The administration cancels the production qualifications of between 10 and 20 enterprises every month for various quality defects.
In another development, an archives record system for additives applied by food processing enterprises, will be put into effect early next year.
"Enterprises will have to make it public what additives they are using and what they are not," according to Wu Jianping, director of food production and supervision of the administration.
"The archives will upgrade food production safety from the source," he said.
This year, China has been confronted with food safety problems, especially in areas of poisonous additives. Recent cases include carcinogenic mandarin and turbot fish, and ducks and hens that were fed cancer-causing Sudan Red dye to make their yolks red.
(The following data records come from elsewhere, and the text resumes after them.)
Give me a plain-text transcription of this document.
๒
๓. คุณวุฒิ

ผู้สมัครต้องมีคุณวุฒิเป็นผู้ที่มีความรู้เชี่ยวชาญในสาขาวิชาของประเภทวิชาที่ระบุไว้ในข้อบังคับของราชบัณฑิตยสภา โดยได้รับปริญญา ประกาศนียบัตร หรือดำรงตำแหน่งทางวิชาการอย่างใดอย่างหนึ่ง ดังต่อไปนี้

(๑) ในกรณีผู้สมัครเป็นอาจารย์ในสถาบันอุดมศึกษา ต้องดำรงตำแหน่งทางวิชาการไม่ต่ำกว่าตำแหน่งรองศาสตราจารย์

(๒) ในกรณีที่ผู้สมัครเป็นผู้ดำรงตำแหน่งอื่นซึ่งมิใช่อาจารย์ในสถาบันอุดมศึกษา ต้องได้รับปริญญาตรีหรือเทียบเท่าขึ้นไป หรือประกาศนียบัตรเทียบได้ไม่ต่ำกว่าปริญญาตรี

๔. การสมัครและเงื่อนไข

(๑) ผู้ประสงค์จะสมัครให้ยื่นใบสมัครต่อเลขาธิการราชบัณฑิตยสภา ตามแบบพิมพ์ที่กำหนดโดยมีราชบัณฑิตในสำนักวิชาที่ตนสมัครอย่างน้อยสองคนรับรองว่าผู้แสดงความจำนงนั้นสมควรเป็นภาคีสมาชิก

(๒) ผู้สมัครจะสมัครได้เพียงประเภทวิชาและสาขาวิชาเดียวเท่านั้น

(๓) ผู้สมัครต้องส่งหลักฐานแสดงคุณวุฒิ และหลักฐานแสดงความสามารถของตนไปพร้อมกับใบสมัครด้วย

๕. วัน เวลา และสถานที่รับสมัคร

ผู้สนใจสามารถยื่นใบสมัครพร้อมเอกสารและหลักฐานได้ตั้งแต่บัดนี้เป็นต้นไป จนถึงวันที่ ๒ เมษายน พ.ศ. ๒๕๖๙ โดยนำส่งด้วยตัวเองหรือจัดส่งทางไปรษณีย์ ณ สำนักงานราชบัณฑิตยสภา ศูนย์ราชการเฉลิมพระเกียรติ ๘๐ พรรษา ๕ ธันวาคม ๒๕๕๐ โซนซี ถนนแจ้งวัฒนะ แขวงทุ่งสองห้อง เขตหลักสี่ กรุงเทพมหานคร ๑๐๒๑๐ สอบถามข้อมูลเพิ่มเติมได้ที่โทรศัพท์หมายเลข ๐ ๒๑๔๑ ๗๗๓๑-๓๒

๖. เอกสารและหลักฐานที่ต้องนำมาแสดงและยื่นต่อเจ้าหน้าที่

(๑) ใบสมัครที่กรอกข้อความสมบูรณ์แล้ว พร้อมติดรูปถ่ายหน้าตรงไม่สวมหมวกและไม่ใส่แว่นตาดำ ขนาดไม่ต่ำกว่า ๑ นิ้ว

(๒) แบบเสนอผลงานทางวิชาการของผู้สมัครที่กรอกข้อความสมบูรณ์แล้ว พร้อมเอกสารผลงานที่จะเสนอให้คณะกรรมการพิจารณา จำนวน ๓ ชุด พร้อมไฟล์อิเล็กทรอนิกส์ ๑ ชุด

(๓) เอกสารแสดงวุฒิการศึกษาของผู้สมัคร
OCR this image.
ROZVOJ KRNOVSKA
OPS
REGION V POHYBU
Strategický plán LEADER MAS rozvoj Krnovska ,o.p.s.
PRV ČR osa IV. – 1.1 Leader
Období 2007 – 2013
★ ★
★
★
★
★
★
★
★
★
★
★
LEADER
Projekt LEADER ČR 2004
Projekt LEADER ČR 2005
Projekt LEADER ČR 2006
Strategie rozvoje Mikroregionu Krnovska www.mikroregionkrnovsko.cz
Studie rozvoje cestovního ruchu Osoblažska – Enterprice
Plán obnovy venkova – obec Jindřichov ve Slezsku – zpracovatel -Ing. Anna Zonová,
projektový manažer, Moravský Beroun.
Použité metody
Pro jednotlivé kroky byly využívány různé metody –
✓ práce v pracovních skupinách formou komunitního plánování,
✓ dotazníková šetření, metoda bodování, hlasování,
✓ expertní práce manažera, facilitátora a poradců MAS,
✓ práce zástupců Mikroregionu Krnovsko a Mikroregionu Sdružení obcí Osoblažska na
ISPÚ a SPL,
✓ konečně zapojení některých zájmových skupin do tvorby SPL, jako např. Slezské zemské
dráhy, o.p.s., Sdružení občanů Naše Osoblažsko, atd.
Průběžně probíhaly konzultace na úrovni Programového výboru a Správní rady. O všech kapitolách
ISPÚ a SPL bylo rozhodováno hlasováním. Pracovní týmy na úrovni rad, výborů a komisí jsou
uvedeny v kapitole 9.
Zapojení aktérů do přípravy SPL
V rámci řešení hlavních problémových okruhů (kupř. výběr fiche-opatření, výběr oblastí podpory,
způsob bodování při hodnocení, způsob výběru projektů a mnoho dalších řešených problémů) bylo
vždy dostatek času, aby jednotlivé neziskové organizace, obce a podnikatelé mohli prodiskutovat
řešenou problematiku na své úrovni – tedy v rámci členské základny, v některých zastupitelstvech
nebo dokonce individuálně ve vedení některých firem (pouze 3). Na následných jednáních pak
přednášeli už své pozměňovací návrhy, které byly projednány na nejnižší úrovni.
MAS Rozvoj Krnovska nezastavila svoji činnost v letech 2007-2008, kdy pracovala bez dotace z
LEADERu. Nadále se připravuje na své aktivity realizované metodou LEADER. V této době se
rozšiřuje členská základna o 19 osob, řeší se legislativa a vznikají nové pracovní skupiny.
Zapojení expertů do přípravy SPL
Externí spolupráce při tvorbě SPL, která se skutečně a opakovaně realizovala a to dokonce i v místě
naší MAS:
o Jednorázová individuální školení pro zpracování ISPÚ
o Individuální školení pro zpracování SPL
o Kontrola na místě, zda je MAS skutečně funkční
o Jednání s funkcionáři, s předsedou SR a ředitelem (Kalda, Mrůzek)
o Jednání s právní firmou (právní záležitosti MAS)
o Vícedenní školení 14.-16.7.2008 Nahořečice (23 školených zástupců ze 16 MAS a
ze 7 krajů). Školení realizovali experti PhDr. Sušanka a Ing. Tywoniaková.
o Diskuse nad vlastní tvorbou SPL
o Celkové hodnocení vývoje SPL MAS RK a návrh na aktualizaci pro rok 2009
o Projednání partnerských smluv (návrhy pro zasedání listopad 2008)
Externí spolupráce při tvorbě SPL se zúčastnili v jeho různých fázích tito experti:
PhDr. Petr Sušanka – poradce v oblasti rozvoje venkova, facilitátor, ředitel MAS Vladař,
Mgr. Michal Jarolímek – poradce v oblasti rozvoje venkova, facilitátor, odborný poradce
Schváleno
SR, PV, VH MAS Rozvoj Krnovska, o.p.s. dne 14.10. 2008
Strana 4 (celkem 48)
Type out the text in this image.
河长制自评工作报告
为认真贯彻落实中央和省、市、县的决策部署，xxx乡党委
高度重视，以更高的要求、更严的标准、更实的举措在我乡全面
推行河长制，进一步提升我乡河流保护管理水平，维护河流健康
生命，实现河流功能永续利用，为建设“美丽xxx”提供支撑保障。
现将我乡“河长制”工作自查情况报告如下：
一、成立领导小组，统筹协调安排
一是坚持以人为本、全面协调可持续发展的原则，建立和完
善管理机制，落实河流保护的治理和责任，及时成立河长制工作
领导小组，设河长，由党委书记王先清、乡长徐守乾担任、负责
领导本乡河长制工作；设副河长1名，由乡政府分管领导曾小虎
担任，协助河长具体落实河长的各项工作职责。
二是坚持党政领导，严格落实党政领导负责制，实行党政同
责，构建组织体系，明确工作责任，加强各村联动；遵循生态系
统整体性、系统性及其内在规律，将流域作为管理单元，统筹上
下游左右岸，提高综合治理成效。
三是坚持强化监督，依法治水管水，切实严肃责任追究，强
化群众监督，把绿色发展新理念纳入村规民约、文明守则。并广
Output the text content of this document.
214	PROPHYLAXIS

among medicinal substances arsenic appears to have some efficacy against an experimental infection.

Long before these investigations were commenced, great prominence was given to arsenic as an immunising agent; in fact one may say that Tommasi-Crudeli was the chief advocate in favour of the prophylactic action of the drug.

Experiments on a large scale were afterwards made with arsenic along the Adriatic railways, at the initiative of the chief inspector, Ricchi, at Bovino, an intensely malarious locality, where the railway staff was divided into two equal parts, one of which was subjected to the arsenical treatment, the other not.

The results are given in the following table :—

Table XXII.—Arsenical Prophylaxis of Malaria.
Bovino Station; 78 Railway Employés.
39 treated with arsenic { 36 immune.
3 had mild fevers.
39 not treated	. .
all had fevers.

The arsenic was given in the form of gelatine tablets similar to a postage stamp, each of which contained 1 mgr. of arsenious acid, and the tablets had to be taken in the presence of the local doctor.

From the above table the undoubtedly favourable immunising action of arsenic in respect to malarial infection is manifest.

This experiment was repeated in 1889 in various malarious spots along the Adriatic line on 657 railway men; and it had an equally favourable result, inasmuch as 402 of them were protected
"Another importance of the archives system is that it will be able to differentiate between guilty and innocent food producers," Wu said. "Such a record system will at least salvage the innocent ones."
Food safety supervision is especially difficult in the Chinese mainland due to the fact there are more than 350,000 small food processing outlets with less than 10 staff each.
With backward facilities and poorly educated staff, the outlets usually fail to reach the required quality standards, and has increased supervision difficulty, Li said.
In northern Shaanxi Province, local governments have sent food quality supervision cadres to patrol streets in the urban and rural areas.
"Only through regionalizing and strengthening supervision responsibilities can we solve these issues," Wu said.
China has also made remarkable achievements in improving the quality of food products for export.
Statistics show that Chinese enterprises made a 20 percent increase year-on-year in food exports at the end of last month.